Mayflower High School continues the long standing tradition of student voice. We seek opportunities for students to contribute and drive improvements to the school community. This commitment to student voice has spawned a new and exciting student leadership position in the school, entitled Community Captain.

The role of Community Captain originated from feedback from year 7 students regarding their experience of the transition process. The students wanted to hear more from current students about the worries they had and how they overcame them. This process of pupil modelling is crucial for prospective pupils and their families in guiding and creating a sense of confidence through the transitional phase.

The Captains are a group of Leaders who support the transition process inside and outside of school. The outreach work involves visiting the year 6 children in the local primary schools to present and share their experiences of secondary school, support on Induction Evening, Induction Day and to assist on their first day in September.


Peer Support Programme

Mayflower High School’s Peer Support Programme evolved from the ChildLine Schools Service. ChildLine, founded by Esther Rantzen in 1986, is a free 24 hour counselling service for children and young people up to their 19th birthday in the UK provided by the NSPCC.

Our school community has rapidly leant how to harness the resources of trained and supported students in building a community in which fairness and respect for students and staff, is at the forefront of our actions. Even for those students who might agree with the hackneyed notion that they are in the ‘best years of their lives’, life in school, with its examinations, friendship troubles, changes of rooms and staff, and increasing piles of work, is stressful for most. This is the overwhelming incentive for our Peer Support Programme where something is often practical and tangible – a place to talk and someone trained to talk to. Less tangibly, it’s about the atmosphere (climate) of the school, fostering an openness which enables everyone to succeed and contribute. Peer Support is also about mental health – fostering the abilities and resilience of all, and preventing people’s coping abilities from being devastated by stresses in their environment. A crucial element of this support is about sound knowledge and connections with a network of pastoral systems.
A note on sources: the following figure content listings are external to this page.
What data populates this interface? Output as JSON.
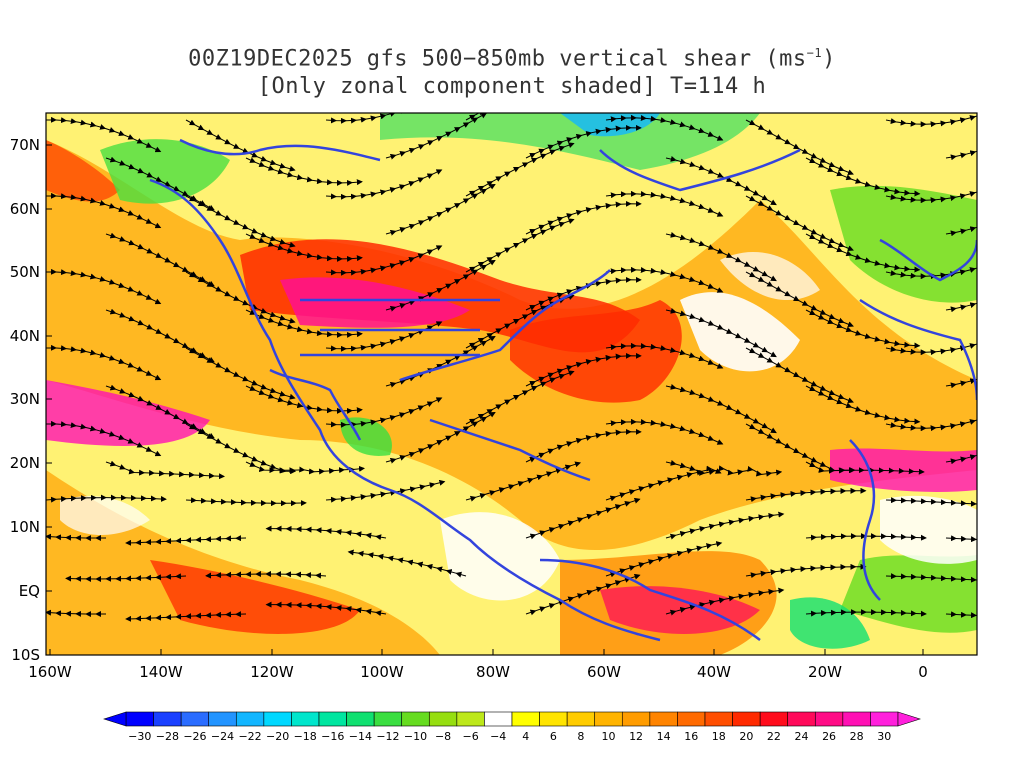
{
  "title": {
    "line1_prefix": "00Z19DEC2025 gfs 500−850mb vertical shear (ms",
    "line1_sup": "−1",
    "line1_suffix": ")",
    "line2": "[Only zonal component shaded] T=114 h"
  },
  "map": {
    "lat_labels": [
      "70N",
      "60N",
      "50N",
      "40N",
      "30N",
      "20N",
      "10N",
      "EQ",
      "10S"
    ],
    "lon_labels": [
      "160W",
      "140W",
      "120W",
      "100W",
      "80W",
      "60W",
      "40W",
      "20W",
      "0"
    ],
    "coastline_color": "#3344dd"
  },
  "colorbar": {
    "values": [
      "−30",
      "−28",
      "−26",
      "−24",
      "−22",
      "−20",
      "−18",
      "−16",
      "−14",
      "−12",
      "−10",
      "−8",
      "−6",
      "−4",
      "4",
      "6",
      "8",
      "10",
      "12",
      "14",
      "16",
      "18",
      "20",
      "22",
      "24",
      "26",
      "28",
      "30"
    ],
    "colors": [
      "#0000ff",
      "#1a40ff",
      "#2a6cff",
      "#2294ff",
      "#12b6ff",
      "#00d8ff",
      "#00e6cc",
      "#00e6a0",
      "#10e070",
      "#3ade40",
      "#66dc20",
      "#96de10",
      "#bde81a",
      "#ffffff",
      "#ffff00",
      "#ffe400",
      "#ffcc00",
      "#ffb400",
      "#ff9c00",
      "#ff8400",
      "#ff6a00",
      "#ff4e00",
      "#ff2a00",
      "#ff0c1c",
      "#ff0a5a",
      "#ff0c86",
      "#ff10b4",
      "#ff20dc"
    ]
  }
}
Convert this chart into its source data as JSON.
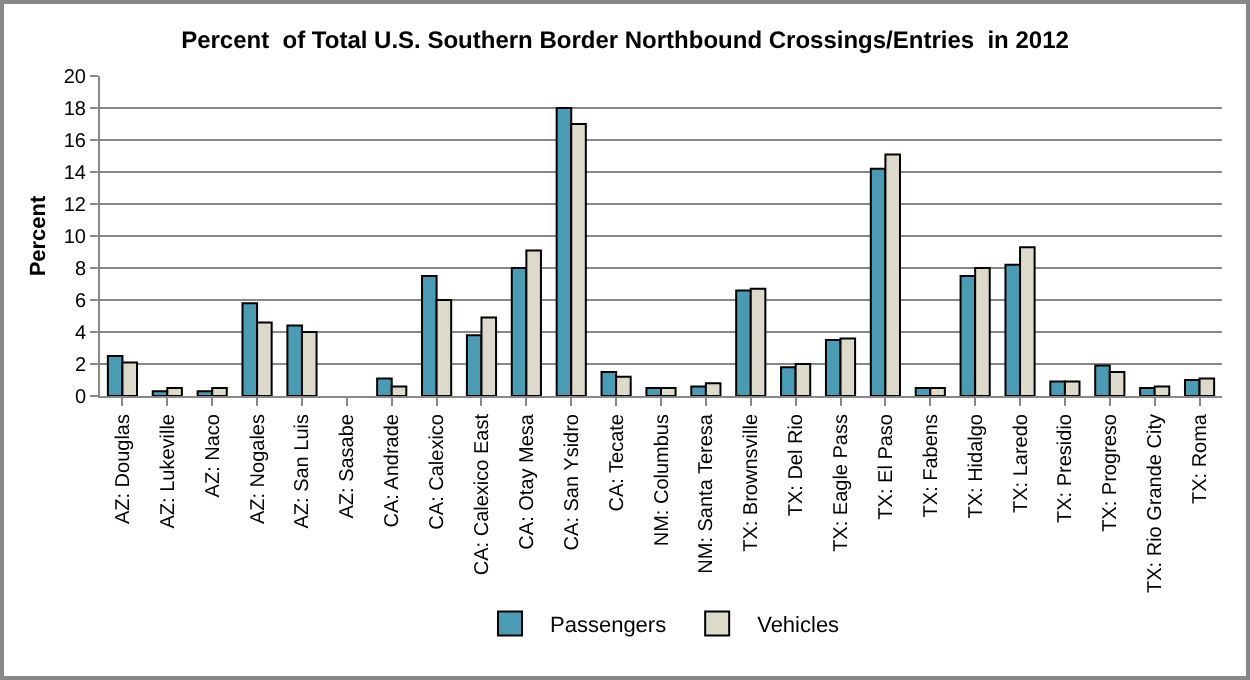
{
  "chart_data": {
    "type": "bar",
    "title": "Percent  of Total U.S. Southern Border Northbound Crossings/Entries  in 2012",
    "ylabel": "Percent",
    "categories": [
      "AZ: Douglas",
      "AZ: Lukeville",
      "AZ: Naco",
      "AZ: Nogales",
      "AZ: San Luis",
      "AZ: Sasabe",
      "CA: Andrade",
      "CA: Calexico",
      "CA: Calexico East",
      "CA: Otay Mesa",
      "CA: San Ysidro",
      "CA: Tecate",
      "NM: Columbus",
      "NM: Santa Teresa",
      "TX: Brownsville",
      "TX: Del Rio",
      "TX: Eagle Pass",
      "TX: El Paso",
      "TX: Fabens",
      "TX: Hidalgo",
      "TX: Laredo",
      "TX: Presidio",
      "TX: Progreso",
      "TX: Rio Grande City",
      "TX: Roma"
    ],
    "series": [
      {
        "name": "Passengers",
        "color": "#4a9cb4",
        "values": [
          2.5,
          0.3,
          0.3,
          5.8,
          4.4,
          0,
          1.1,
          7.5,
          3.8,
          8.0,
          18.0,
          1.5,
          0.5,
          0.6,
          6.6,
          1.8,
          3.5,
          14.2,
          0.5,
          7.5,
          8.2,
          0.9,
          1.9,
          0.5,
          1.0
        ]
      },
      {
        "name": "Vehicles",
        "color": "#dddacb",
        "values": [
          2.1,
          0.5,
          0.5,
          4.6,
          4.0,
          0,
          0.6,
          6.0,
          4.9,
          9.1,
          17.0,
          1.2,
          0.5,
          0.8,
          6.7,
          2.0,
          3.6,
          15.1,
          0.5,
          8.0,
          9.3,
          0.9,
          1.5,
          0.6,
          1.1
        ]
      }
    ],
    "ylim": [
      0,
      20
    ],
    "yticks": [
      0,
      2,
      4,
      6,
      8,
      10,
      12,
      14,
      16,
      18,
      20
    ],
    "grid": "y",
    "legend": "bottom"
  }
}
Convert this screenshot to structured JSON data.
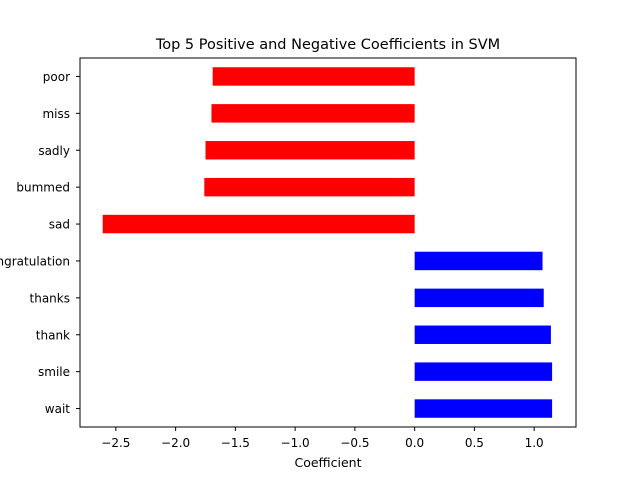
{
  "chart_data": {
    "type": "bar",
    "orientation": "horizontal",
    "title": "Top 5 Positive and Negative Coefficients in SVM",
    "xlabel": "Coefficient",
    "ylabel": "",
    "xlim": [
      -2.8,
      1.35
    ],
    "xticks": [
      -2.5,
      -2.0,
      -1.5,
      -1.0,
      -0.5,
      0.0,
      0.5,
      1.0
    ],
    "xtick_labels": [
      "−2.5",
      "−2.0",
      "−1.5",
      "−1.0",
      "−0.5",
      "0.0",
      "0.5",
      "1.0"
    ],
    "categories": [
      "poor",
      "miss",
      "sadly",
      "bummed",
      "sad",
      "congratulation",
      "thanks",
      "thank",
      "smile",
      "wait"
    ],
    "values": [
      -1.69,
      -1.7,
      -1.75,
      -1.76,
      -2.61,
      1.07,
      1.08,
      1.14,
      1.15,
      1.15
    ],
    "colors": [
      "#ff0000",
      "#ff0000",
      "#ff0000",
      "#ff0000",
      "#ff0000",
      "#0000ff",
      "#0000ff",
      "#0000ff",
      "#0000ff",
      "#0000ff"
    ],
    "grid": false,
    "legend": "none"
  }
}
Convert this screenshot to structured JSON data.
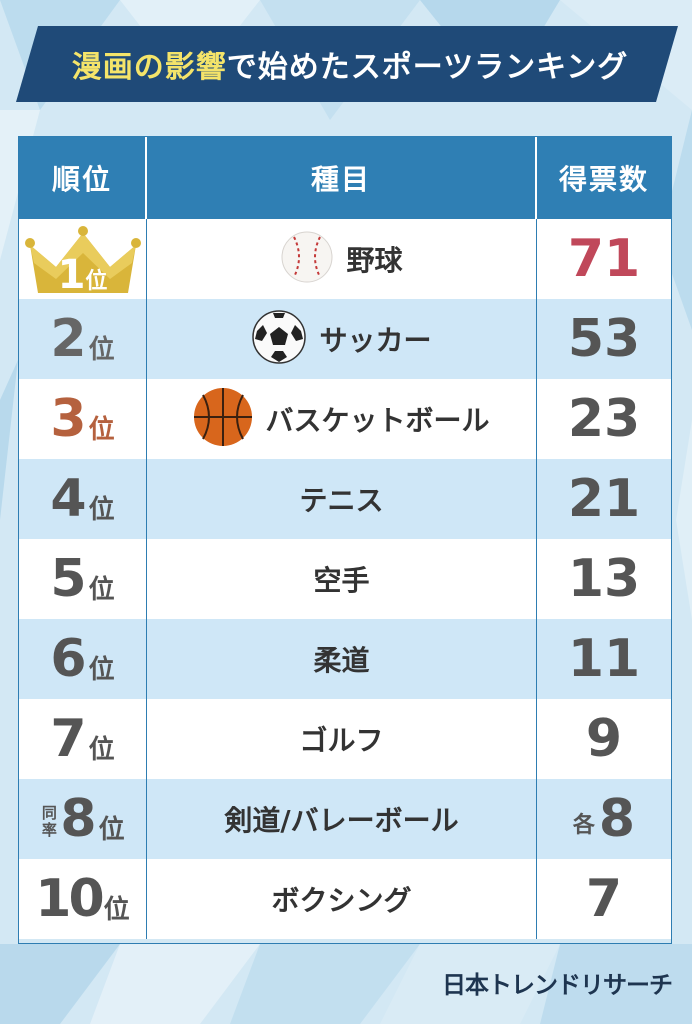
{
  "title": {
    "highlight": "漫画の影響",
    "rest": "で始めたスポーツランキング"
  },
  "table": {
    "headers": {
      "rank": "順位",
      "sport": "種目",
      "votes": "得票数"
    },
    "rank_unit": "位",
    "tie_label": "同率",
    "each_label": "各",
    "rows": [
      {
        "rank": "1",
        "sport": "野球",
        "votes": "71",
        "icon": "baseball-icon"
      },
      {
        "rank": "2",
        "sport": "サッカー",
        "votes": "53",
        "icon": "soccer-ball-icon"
      },
      {
        "rank": "3",
        "sport": "バスケットボール",
        "votes": "23",
        "icon": "basketball-icon"
      },
      {
        "rank": "4",
        "sport": "テニス",
        "votes": "21"
      },
      {
        "rank": "5",
        "sport": "空手",
        "votes": "13"
      },
      {
        "rank": "6",
        "sport": "柔道",
        "votes": "11"
      },
      {
        "rank": "7",
        "sport": "ゴルフ",
        "votes": "9"
      },
      {
        "rank": "8",
        "sport": "剣道/バレーボール",
        "votes": "8"
      },
      {
        "rank": "10",
        "sport": "ボクシング",
        "votes": "7"
      }
    ]
  },
  "credit": "日本トレンドリサーチ",
  "colors": {
    "header_blue": "#2f7fb4",
    "banner_navy": "#1f4a78",
    "title_highlight": "#f4e46a",
    "first_votes": "#c0485a",
    "gold": "#d9b53a",
    "bronze": "#b5613e",
    "row_blue": "#cfe7f7"
  }
}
Our Peer Support Programme is based on a belief that as a school we can make a significant contribution to children in need. We offer a further opportunity to enable our pupils to become successful learners, confident individuals, responsible citizens and effective contributors through their involvement with our programme. Trained Peer Supporters work with children to develop the knowledge and understanding skills, capabilities and attributes which they need for mental, emotional, social and physical wellbeing now and in the future.

The current Peer Support Programme is organised by the Student Support Manager, Mrs Trevellyn, and consists of training sessions sensitively tailored to ensure topics are covered in a way that the supporters can understand and have been approved as suitable by NSPCC and child protection specialists. The materials have been developed to ensure age appropriateness and are delivered with respect and sensitively for all trainees. Some accompanying materials are also provided to reinforce learning, with these students having access to additional resources through the NSPCC website.

In the school with the scheme well embedded there is an accepted culture of pupils taking responsibility in a variety of ways, the trained pupils have a high profile and command the respect of staff and pupils. It is common for the Heads of Year to refer vulnerable pupils to the peer mentors for support; prefects on duty who identify problems may alert a peer mentor. The peer supporters with their distinctive badges served as an instant recognition purpose. In fact, pupils wear these badges with pride. One of the key features of the support for the peer mentors is the availability of the coordinator; on hand to support individual pupils.